Após a originação, a empresa pode ceder as operações de crédito a investidores ou Fundos de Investimento em Direitos Creditórios (FIDCs). Essa estratégia libera capital para novas concessões e conecta o mercado de crédito ao mercado de capitais.
Panorama do ecossistema brasileiro em 2026
O mercado de Embedded Lending na América Latina tende a registrar forte crescimento nos próximos anos. No Brasil, esse movimento se apoia na maturidade do Open Finance, na expansão do Pix como infraestrutura de pagamentos e no avanço regulatório do Banco Central.
A agenda do Banco Central para 2025–2026 inclui a portabilidade de crédito com disponibilidade pública prevista para o início de 2026, o que intensifica a concorrência de preços no crédito consignado e não consignado. Ao mesmo tempo, a Resolução Conjunta nº 16/2025 do Banco Central e do Conselho Monetário Nacional reforça requisitos de prevenção à lavagem de dinheiro, combate a fraudes, cibersegurança e governança operacional em operações de BaaS e CaaS.

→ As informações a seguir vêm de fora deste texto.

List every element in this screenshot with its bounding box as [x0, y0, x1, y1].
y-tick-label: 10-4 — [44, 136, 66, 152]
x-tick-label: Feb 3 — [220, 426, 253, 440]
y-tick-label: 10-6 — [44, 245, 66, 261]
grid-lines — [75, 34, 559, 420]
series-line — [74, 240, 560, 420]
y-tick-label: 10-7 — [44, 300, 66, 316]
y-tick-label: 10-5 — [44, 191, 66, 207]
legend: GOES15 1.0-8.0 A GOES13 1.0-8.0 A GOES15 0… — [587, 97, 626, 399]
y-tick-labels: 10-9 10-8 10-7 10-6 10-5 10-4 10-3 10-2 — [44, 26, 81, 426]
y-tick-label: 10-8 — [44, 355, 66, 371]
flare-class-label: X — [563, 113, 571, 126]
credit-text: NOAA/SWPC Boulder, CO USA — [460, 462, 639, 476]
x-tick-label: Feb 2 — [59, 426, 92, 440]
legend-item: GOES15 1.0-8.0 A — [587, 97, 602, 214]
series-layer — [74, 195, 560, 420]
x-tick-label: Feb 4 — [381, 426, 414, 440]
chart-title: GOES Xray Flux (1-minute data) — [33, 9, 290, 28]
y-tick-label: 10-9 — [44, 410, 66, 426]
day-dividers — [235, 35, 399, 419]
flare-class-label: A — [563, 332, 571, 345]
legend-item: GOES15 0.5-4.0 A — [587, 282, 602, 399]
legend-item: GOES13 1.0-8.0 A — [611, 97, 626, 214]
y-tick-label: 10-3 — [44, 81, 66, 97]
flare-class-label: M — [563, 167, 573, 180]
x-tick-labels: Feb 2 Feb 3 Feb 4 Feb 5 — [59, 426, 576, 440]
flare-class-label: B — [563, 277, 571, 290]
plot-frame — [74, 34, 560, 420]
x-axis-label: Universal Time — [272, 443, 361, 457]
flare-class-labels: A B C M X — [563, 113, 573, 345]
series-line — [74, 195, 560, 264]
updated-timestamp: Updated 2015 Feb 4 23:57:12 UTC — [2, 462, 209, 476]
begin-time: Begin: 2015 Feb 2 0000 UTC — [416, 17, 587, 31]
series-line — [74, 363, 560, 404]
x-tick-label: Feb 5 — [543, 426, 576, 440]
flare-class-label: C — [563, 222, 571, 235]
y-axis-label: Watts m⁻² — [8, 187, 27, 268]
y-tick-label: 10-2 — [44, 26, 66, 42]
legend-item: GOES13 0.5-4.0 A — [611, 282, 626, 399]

Empresas que desejam operar nesse ambiente precisam lidar com desafios como acesso a licenças regulatórias, integração com sistemas legados, conformidade com a LGPD e gestão de inadimplência em um cenário de spreads mais apertados.
Critérios para escolher uma plataforma de Credit as a Service
A escolha de um provedor CaaS deve se basear em critérios objetivos que impactam diretamente custo, prazo e risco da operação.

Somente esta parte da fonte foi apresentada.